O princípio de funcionamento da célula a combustível consiste na combinação eletroquímica de hidrogênio com oxigênio. Do processo, resultam corrente elétrica, água, que geralmente sai na forma de vapor, e calor, o qual pode ser usado para aquecimento. Numa possível situação de aplicação prática, diferentes células ou grupos estariam conectados entre si, de modo que, se num determinado momento uma unidade estivesse produzindo mais energia que a demanda do local, poderia abastecer outro ponto consumidor cuja unidade não estivesse conseguindo suprir as necessidades daquele.

A célula pode ser feita de cerâmica ou polímeros.
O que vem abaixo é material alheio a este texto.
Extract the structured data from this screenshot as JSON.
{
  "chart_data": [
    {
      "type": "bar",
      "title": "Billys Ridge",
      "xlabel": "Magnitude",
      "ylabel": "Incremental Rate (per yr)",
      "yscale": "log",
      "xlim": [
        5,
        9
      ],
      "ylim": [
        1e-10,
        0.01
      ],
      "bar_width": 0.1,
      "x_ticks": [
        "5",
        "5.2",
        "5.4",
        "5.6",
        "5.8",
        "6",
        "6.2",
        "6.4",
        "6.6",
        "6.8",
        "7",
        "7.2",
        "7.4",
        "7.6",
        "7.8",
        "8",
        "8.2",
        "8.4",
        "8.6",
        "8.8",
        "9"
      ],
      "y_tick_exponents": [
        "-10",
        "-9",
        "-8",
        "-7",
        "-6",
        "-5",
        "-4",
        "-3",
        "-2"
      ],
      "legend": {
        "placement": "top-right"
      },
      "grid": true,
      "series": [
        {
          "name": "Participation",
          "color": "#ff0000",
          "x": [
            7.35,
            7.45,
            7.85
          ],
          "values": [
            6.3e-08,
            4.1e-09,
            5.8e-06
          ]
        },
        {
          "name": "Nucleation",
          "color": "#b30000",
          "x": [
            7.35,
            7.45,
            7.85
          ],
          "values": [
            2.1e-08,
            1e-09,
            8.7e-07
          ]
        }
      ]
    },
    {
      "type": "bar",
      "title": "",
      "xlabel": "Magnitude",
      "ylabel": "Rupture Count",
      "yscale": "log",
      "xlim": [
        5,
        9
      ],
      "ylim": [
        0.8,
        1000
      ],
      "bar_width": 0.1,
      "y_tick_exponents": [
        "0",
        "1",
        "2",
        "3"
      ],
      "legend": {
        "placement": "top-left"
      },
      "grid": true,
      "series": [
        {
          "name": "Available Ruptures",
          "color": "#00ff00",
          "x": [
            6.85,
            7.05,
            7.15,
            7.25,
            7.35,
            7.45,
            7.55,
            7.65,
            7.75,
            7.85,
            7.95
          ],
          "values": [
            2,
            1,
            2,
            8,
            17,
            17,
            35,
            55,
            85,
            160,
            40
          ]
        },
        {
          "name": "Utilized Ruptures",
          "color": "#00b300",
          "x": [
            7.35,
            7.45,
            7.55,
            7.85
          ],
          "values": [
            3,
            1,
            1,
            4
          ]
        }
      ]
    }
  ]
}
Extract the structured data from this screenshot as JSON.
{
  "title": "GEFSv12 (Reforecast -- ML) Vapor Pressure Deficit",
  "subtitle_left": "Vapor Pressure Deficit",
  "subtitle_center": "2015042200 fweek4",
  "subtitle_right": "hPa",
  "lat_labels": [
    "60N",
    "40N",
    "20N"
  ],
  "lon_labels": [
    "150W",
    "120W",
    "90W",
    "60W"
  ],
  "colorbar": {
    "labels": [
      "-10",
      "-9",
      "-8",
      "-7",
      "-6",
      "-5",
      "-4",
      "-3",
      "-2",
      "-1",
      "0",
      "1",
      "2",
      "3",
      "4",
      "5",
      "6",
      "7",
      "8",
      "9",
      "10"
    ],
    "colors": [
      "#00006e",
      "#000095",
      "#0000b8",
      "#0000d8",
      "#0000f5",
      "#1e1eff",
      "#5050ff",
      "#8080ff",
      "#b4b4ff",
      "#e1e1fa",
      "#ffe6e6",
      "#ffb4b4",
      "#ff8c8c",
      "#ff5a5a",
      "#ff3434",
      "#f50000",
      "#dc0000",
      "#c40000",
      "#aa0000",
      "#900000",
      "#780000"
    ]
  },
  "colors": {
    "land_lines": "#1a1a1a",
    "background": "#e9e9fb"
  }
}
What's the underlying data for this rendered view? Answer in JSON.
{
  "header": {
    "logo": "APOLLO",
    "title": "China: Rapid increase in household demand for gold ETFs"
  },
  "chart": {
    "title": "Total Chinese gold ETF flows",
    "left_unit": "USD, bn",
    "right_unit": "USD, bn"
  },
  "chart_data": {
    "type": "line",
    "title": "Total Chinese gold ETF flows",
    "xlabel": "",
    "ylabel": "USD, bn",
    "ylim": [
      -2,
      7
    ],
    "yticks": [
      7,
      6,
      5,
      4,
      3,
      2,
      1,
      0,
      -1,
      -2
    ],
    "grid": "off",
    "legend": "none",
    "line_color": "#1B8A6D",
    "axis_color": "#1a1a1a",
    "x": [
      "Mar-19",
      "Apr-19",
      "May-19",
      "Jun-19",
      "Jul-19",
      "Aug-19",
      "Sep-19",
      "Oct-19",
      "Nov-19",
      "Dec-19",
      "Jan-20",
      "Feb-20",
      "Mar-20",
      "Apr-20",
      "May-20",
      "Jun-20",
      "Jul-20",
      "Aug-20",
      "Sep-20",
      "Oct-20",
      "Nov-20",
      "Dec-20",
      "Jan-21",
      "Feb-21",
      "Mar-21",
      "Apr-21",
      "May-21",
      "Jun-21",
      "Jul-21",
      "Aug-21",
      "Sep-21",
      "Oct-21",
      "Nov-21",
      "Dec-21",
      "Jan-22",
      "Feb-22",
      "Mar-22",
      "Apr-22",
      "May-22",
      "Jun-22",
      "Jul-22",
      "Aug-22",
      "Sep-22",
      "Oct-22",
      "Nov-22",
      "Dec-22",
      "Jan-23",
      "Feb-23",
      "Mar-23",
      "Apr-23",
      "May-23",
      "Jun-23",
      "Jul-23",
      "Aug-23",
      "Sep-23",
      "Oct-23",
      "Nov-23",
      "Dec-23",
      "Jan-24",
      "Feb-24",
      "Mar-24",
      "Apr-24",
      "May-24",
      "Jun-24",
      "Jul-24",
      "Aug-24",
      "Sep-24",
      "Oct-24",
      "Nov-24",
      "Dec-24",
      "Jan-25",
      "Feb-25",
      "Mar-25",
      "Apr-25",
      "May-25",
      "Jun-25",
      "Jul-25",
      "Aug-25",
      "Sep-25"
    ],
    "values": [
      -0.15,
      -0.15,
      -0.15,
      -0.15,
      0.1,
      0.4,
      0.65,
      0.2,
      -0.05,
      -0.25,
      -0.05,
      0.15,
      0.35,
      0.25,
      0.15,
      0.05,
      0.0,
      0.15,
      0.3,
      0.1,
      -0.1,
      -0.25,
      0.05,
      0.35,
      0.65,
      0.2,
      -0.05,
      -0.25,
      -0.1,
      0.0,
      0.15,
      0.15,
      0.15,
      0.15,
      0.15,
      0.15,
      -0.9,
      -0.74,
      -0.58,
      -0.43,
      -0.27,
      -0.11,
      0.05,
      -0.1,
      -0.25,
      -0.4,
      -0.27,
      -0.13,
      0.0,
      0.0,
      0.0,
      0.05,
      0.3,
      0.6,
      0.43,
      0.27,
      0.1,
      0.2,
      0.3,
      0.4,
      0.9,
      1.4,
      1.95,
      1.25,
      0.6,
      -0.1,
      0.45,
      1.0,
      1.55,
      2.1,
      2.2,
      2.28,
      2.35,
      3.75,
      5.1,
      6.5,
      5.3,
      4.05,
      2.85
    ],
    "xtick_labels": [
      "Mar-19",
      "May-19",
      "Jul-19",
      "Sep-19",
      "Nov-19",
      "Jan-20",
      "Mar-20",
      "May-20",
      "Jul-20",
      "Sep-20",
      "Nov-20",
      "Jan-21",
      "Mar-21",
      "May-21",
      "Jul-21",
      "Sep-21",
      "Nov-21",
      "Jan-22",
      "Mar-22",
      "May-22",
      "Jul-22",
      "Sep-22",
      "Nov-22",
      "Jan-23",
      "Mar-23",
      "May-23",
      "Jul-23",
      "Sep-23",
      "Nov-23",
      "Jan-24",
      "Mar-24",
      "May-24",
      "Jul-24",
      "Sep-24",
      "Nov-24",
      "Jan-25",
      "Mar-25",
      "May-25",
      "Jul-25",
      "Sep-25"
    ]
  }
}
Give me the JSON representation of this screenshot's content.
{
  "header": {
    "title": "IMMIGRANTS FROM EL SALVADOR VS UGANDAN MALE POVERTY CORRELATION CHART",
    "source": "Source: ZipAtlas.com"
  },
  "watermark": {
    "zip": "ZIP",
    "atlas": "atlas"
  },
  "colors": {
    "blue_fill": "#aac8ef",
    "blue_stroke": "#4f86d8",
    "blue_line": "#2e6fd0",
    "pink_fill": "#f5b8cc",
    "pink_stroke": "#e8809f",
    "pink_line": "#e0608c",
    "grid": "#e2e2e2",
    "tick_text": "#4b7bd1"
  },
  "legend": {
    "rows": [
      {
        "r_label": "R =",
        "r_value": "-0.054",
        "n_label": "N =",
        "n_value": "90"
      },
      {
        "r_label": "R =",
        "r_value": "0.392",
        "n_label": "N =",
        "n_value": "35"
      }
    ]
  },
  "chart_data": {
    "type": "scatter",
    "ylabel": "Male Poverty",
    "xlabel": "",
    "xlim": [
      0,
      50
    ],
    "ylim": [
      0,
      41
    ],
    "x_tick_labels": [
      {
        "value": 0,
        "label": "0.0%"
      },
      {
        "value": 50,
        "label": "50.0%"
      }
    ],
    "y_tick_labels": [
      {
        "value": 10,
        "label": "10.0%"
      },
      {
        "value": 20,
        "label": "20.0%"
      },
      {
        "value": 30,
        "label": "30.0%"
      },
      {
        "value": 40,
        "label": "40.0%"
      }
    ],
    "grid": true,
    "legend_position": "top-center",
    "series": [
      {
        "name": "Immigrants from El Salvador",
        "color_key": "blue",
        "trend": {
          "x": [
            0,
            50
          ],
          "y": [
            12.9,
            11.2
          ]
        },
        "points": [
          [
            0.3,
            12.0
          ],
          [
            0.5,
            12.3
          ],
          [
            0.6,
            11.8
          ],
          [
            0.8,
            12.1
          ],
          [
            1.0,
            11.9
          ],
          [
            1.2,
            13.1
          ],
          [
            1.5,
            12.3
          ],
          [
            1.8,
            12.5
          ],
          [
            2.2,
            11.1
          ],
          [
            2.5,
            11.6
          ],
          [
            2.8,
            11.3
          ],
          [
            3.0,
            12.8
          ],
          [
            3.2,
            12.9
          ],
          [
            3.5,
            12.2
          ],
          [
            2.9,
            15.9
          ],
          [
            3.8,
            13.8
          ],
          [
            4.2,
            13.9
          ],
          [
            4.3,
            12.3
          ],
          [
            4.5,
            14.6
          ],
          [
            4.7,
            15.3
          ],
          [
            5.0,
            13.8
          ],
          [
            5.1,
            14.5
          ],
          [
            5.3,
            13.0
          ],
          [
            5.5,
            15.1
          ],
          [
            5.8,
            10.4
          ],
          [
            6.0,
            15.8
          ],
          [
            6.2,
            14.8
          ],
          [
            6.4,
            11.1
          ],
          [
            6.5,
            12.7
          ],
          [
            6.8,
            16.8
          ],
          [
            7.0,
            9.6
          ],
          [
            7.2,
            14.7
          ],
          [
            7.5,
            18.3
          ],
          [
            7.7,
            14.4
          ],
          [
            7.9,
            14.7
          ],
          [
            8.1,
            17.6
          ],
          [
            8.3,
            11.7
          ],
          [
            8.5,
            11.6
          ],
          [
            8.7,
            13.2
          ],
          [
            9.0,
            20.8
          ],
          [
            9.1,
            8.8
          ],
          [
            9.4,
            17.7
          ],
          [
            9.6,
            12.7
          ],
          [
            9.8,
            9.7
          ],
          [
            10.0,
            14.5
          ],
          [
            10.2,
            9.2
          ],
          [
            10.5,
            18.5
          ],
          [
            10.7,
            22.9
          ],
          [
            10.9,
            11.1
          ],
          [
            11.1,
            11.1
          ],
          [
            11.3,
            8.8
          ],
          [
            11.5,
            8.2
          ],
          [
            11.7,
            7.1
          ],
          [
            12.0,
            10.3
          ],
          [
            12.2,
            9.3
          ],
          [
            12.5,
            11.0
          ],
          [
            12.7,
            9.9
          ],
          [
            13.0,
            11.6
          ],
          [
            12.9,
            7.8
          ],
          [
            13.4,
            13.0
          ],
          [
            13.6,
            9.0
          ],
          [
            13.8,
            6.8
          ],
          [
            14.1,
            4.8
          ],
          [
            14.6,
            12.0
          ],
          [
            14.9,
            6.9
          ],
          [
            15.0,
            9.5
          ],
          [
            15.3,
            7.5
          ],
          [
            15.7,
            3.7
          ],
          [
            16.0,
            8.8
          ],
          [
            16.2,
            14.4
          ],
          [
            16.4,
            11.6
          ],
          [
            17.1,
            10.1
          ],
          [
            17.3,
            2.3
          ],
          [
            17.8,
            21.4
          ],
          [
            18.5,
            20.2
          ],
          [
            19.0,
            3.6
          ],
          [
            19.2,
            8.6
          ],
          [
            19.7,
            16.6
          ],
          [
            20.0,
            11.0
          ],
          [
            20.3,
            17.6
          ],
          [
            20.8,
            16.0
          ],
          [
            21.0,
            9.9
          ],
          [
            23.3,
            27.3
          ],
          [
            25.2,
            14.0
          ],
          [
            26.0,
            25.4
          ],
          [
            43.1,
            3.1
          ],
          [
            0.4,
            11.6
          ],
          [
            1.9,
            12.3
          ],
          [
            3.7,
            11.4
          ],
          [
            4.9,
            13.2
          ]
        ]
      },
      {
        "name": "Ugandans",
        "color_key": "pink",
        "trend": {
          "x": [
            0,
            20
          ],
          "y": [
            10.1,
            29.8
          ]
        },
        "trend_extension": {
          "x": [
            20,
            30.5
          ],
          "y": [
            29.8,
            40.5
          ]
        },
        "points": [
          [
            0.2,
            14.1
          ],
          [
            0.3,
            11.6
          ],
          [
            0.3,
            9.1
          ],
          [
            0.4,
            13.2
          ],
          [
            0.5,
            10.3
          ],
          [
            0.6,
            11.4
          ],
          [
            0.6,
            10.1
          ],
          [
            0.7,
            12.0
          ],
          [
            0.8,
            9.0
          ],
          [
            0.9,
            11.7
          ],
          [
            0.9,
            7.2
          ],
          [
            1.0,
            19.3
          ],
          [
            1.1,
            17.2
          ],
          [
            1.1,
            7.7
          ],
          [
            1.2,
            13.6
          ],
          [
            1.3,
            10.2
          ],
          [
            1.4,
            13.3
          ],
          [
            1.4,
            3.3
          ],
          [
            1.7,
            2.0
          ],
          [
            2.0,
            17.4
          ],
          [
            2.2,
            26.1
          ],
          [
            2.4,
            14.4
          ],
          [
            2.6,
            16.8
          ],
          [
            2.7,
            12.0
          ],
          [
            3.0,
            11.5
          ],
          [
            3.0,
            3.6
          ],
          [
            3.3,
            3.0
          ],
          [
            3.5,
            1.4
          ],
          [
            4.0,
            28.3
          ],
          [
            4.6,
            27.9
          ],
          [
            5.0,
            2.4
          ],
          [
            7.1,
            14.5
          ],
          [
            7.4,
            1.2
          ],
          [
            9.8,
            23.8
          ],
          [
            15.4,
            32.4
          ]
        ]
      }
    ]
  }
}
De acordo com Fábio Coral Fonseca, coordenador de materiais cerâmicos do projeto, é mais complicado desenvolver equipamentos feitos do primeiro tipo de material, pois, devido à quantidade de calor liberada durante as reações químicas que ocorrem em seus interiores, lidam com temperaturas elevadas, próximas à 1000º C. Assim, é necessário desenvolver cerâmicas que reúnam as propriedades necessárias para que as células desse tipo consigam operar por longos períodos de tempo. No instituto há também um grupo que se dedica apenas à pesquisa das células poliméricas. “A tendência atual é que as células cerâmicas serão mais adequadas para aplicações estacionárias”, afirma.

Fátima Maria Sequeira de Carvalho, coordenadora do setor de reforma de combustíveis do grupo do Ipen, diz que atualmente as pesquisas são feitas com hidrogênio derivado do álcool, mas em breve outros tipos de biomassa, como milho e trigo, poderão ser empregados nos experimentos. Embora haja a possibilidade de utilizar combustíveis fósseis para a obtenção do hidrogênio, o grupo realiza suas pesquisas considerando apenas fontes renováveis de energia, por levar em conta questões ambientais.

Sobre a viabilidade da tecnologia, diz Fábio, “as células a combustível vêm para suprir determinados nichos de mercado inicialmente”. Segundo ele, o “maior [fator] limitante [do uso dela] é seu custo”. Por isso residências e pequenos estabelecimentos comerciais não devem contar com esse processo de geração de energia em breve. Atualmente, devido à alta confiabilidade das células, algumas operadoras de cartão de crédito as usam em seus escritórios como alternativa no caso de haver, por exemplo, interrupção no fornecimento de energia, não havendo necessidade, assim, de paralisar as atividades da empresa. Todavia está implicada, num longo prazo, a transição para uma sociedade dependente de combustíveis fósseis, como aqueles derivados de petróleo, para uma baseada em fontes renováveis, como a biomassa.

De acordo com Perrotta, os próximos passos do Ipen no desenvolvimento de células a combustível será a criação de estratégias visando a melhor exploração dos benefícios advindos delas, inclusive sob o ponto de vista comercial. Mas ressalta: “somos um instituto de pesquisa. Então, não vamos produzir isso em escala. Vamos dar suporte ao país a implementar esse tipo de tecnologia”.